2. Fad diets work better for permanent weight loss. This could not be further than the truth. A diet that restricts you to one or two foods, will not be effective in the end. You will probably lose a good amount of weight while you are on it, but diets like these that limit your calorie intake and restrict your food choices, leave you feeling hungry, deprived of nutrients, and eventually you give up. As soon as you start eating normally again, you regain all the weight. Losing weight too rapidly can increase health risks and in some cases can be fatal. Making healthy food choices and small changes that you can stick with, will ensure your long term success. Eating less and exercising, even at a low intensity, will burn calories and fat.

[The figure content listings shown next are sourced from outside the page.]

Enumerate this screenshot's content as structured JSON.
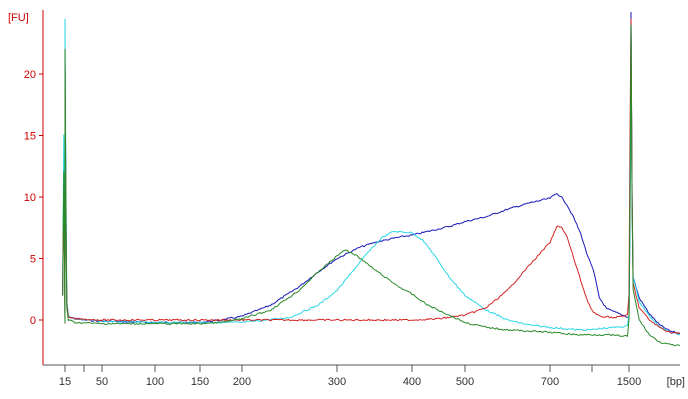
{
  "chart_data": {
    "type": "line",
    "title": "",
    "ylabel": "[FU]",
    "xlabel": "[bp]",
    "ylim": [
      -3.5,
      25
    ],
    "y_ticks": [
      0,
      5,
      10,
      15,
      20
    ],
    "x_ticks": [
      {
        "label": "15",
        "value": 15
      },
      {
        "label": "50",
        "value": 50
      },
      {
        "label": "100",
        "value": 100
      },
      {
        "label": "150",
        "value": 150
      },
      {
        "label": "200",
        "value": 200
      },
      {
        "label": "300",
        "value": 300
      },
      {
        "label": "400",
        "value": 400
      },
      {
        "label": "500",
        "value": 500
      },
      {
        "label": "700",
        "value": 700
      },
      {
        "label": "1500",
        "value": 1500
      }
    ],
    "x_minor_ticks": [
      25,
      1000
    ],
    "x_scale": "nonlinear (electropherogram)",
    "grid": false,
    "legend": "none",
    "axis_label_color": "#cc0000",
    "axis_color": "#cc0000",
    "series": [
      {
        "color": "#1a1ab8",
        "points": [
          [
            15,
            -0.2
          ],
          [
            14.6,
            2
          ],
          [
            14.8,
            12
          ],
          [
            15,
            21
          ],
          [
            15.3,
            10
          ],
          [
            15.6,
            1.5
          ],
          [
            16.2,
            0.3
          ],
          [
            20,
            0.1
          ],
          [
            25,
            0.0
          ],
          [
            50,
            -0.1
          ],
          [
            100,
            -0.2
          ],
          [
            150,
            -0.2
          ],
          [
            175,
            0.0
          ],
          [
            200,
            0.3
          ],
          [
            230,
            1.2
          ],
          [
            260,
            2.7
          ],
          [
            280,
            3.9
          ],
          [
            300,
            5.0
          ],
          [
            330,
            5.9
          ],
          [
            350,
            6.3
          ],
          [
            380,
            6.7
          ],
          [
            400,
            6.9
          ],
          [
            430,
            7.2
          ],
          [
            470,
            7.6
          ],
          [
            500,
            8.0
          ],
          [
            550,
            8.4
          ],
          [
            600,
            9.0
          ],
          [
            650,
            9.5
          ],
          [
            700,
            9.9
          ],
          [
            750,
            10.3
          ],
          [
            780,
            10.0
          ],
          [
            820,
            9.4
          ],
          [
            870,
            8.3
          ],
          [
            920,
            7.0
          ],
          [
            960,
            5.5
          ],
          [
            990,
            4.6
          ],
          [
            1020,
            4.0
          ],
          [
            1050,
            3.2
          ],
          [
            1100,
            1.8
          ],
          [
            1200,
            0.9
          ],
          [
            1500,
            0.2
          ],
          [
            1510,
            8
          ],
          [
            1520,
            25
          ],
          [
            1530,
            10
          ],
          [
            1540,
            3.5
          ],
          [
            1600,
            1.8
          ],
          [
            1700,
            0.5
          ],
          [
            1800,
            -0.4
          ],
          [
            1900,
            -0.9
          ],
          [
            2000,
            -1.1
          ]
        ]
      },
      {
        "color": "#2ad7e6",
        "points": [
          [
            15,
            -0.2
          ],
          [
            14.6,
            2
          ],
          [
            14.8,
            15
          ],
          [
            15,
            24.5
          ],
          [
            15.3,
            11
          ],
          [
            15.6,
            1.5
          ],
          [
            16.2,
            0.3
          ],
          [
            20,
            0.1
          ],
          [
            50,
            -0.1
          ],
          [
            100,
            -0.2
          ],
          [
            150,
            -0.2
          ],
          [
            200,
            -0.2
          ],
          [
            250,
            0.2
          ],
          [
            280,
            1.2
          ],
          [
            300,
            2.4
          ],
          [
            320,
            3.9
          ],
          [
            340,
            5.4
          ],
          [
            360,
            6.7
          ],
          [
            375,
            7.2
          ],
          [
            400,
            7.1
          ],
          [
            420,
            6.5
          ],
          [
            440,
            5.4
          ],
          [
            470,
            3.5
          ],
          [
            500,
            2.0
          ],
          [
            550,
            0.8
          ],
          [
            600,
            0.0
          ],
          [
            650,
            -0.4
          ],
          [
            700,
            -0.6
          ],
          [
            800,
            -0.7
          ],
          [
            900,
            -0.8
          ],
          [
            1000,
            -0.8
          ],
          [
            1100,
            -0.7
          ],
          [
            1300,
            -0.6
          ],
          [
            1480,
            -0.5
          ],
          [
            1500,
            0.5
          ],
          [
            1510,
            8
          ],
          [
            1520,
            24
          ],
          [
            1530,
            9
          ],
          [
            1540,
            3.5
          ],
          [
            1600,
            1.5
          ],
          [
            1700,
            0.3
          ],
          [
            1800,
            -0.5
          ],
          [
            1900,
            -1.0
          ],
          [
            2000,
            -1.2
          ]
        ]
      },
      {
        "color": "#d42424",
        "points": [
          [
            15,
            -0.2
          ],
          [
            14.6,
            2
          ],
          [
            14.8,
            10
          ],
          [
            15,
            21
          ],
          [
            15.3,
            8
          ],
          [
            15.6,
            1.2
          ],
          [
            16.2,
            0.2
          ],
          [
            20,
            0.1
          ],
          [
            50,
            0.0
          ],
          [
            100,
            0.0
          ],
          [
            150,
            0.0
          ],
          [
            200,
            0.0
          ],
          [
            300,
            0.0
          ],
          [
            400,
            0.0
          ],
          [
            450,
            0.1
          ],
          [
            500,
            0.4
          ],
          [
            550,
            1.0
          ],
          [
            600,
            2.4
          ],
          [
            650,
            4.4
          ],
          [
            700,
            6.3
          ],
          [
            750,
            7.6
          ],
          [
            780,
            7.6
          ],
          [
            820,
            6.8
          ],
          [
            870,
            5.0
          ],
          [
            920,
            3.2
          ],
          [
            960,
            1.8
          ],
          [
            990,
            1.0
          ],
          [
            1020,
            0.6
          ],
          [
            1100,
            0.3
          ],
          [
            1300,
            0.2
          ],
          [
            1480,
            0.4
          ],
          [
            1500,
            2
          ],
          [
            1510,
            15
          ],
          [
            1520,
            24.5
          ],
          [
            1530,
            10
          ],
          [
            1540,
            3
          ],
          [
            1600,
            1.0
          ],
          [
            1700,
            0.0
          ],
          [
            1800,
            -0.6
          ],
          [
            1900,
            -1.0
          ],
          [
            2000,
            -1.1
          ]
        ]
      },
      {
        "color": "#2a8a2a",
        "points": [
          [
            15,
            -0.2
          ],
          [
            14.6,
            2
          ],
          [
            14.8,
            12
          ],
          [
            15,
            22
          ],
          [
            15.3,
            9
          ],
          [
            15.6,
            1.0
          ],
          [
            16.2,
            0.0
          ],
          [
            20,
            -0.2
          ],
          [
            50,
            -0.3
          ],
          [
            100,
            -0.3
          ],
          [
            150,
            -0.3
          ],
          [
            175,
            -0.2
          ],
          [
            200,
            0.1
          ],
          [
            230,
            0.8
          ],
          [
            260,
            2.4
          ],
          [
            280,
            3.9
          ],
          [
            300,
            5.2
          ],
          [
            310,
            5.7
          ],
          [
            325,
            5.3
          ],
          [
            350,
            4.1
          ],
          [
            380,
            2.8
          ],
          [
            400,
            2.1
          ],
          [
            430,
            1.2
          ],
          [
            470,
            0.4
          ],
          [
            500,
            -0.2
          ],
          [
            550,
            -0.6
          ],
          [
            600,
            -0.8
          ],
          [
            700,
            -1.0
          ],
          [
            800,
            -1.1
          ],
          [
            900,
            -1.2
          ],
          [
            1000,
            -1.2
          ],
          [
            1200,
            -1.2
          ],
          [
            1400,
            -1.3
          ],
          [
            1480,
            -1.3
          ],
          [
            1500,
            0
          ],
          [
            1510,
            10
          ],
          [
            1520,
            24
          ],
          [
            1530,
            9
          ],
          [
            1540,
            2.5
          ],
          [
            1600,
            0.0
          ],
          [
            1700,
            -1.2
          ],
          [
            1800,
            -1.8
          ],
          [
            1900,
            -2.0
          ],
          [
            2000,
            -2.1
          ]
        ]
      }
    ]
  }
}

3. Carbohydrates make you fat. Carbohydrates do NOT make you fat if they are eaten in moderation. They only become high in fat and calories when eaten in large portions and when covered with fatty toppings, like butter, sour cream and cream sauces. Many starchy foods, such as bread, rice, pasta, potatoes, yams, cereal and beans, are actually low in fat and calories. These complex carbs are an important source of energy for your body, so stick to wholegrain and whole-meal, which are packed with fiber, are denser, and will keep you satisfied longer.
4.“Low fat” and “reduced fat” mean low calorie. Because “reduced-fat” foods do not have to meet the same legal criteria as “low-fat” foods, they can be misleading. Low-fat and non-fat foods are generally lower in calories than the full-fat version, but many processed low-fat and non-fat foods, have just as many calories if not more. They usually contain added sugar, flour, or starch thickeners to improve the flavor and texture after the fat is removed. Since these ingredients add calories, it would be helpful to check the Nutritional Facts Label for serving size and calories.
5. Fast food is an unhealthy choice and should be eliminated from your diet. With the right choices, fast foods can actually be part of a healthy weight loss program. If you choose salads, grilled foods, and baked potatoes, without the toppings or cheese, you may even be able to make more than the occasional visit. There is no harm in treating yourself to an occasional hamburger, or even fries, but if you must treat yourself to an unhealthy choice, make sure you order a small portion or split it with a friend. Deprivation is the downfall of all diets, and will only lead you to temptation, so treat yourself on occasion without overindulging.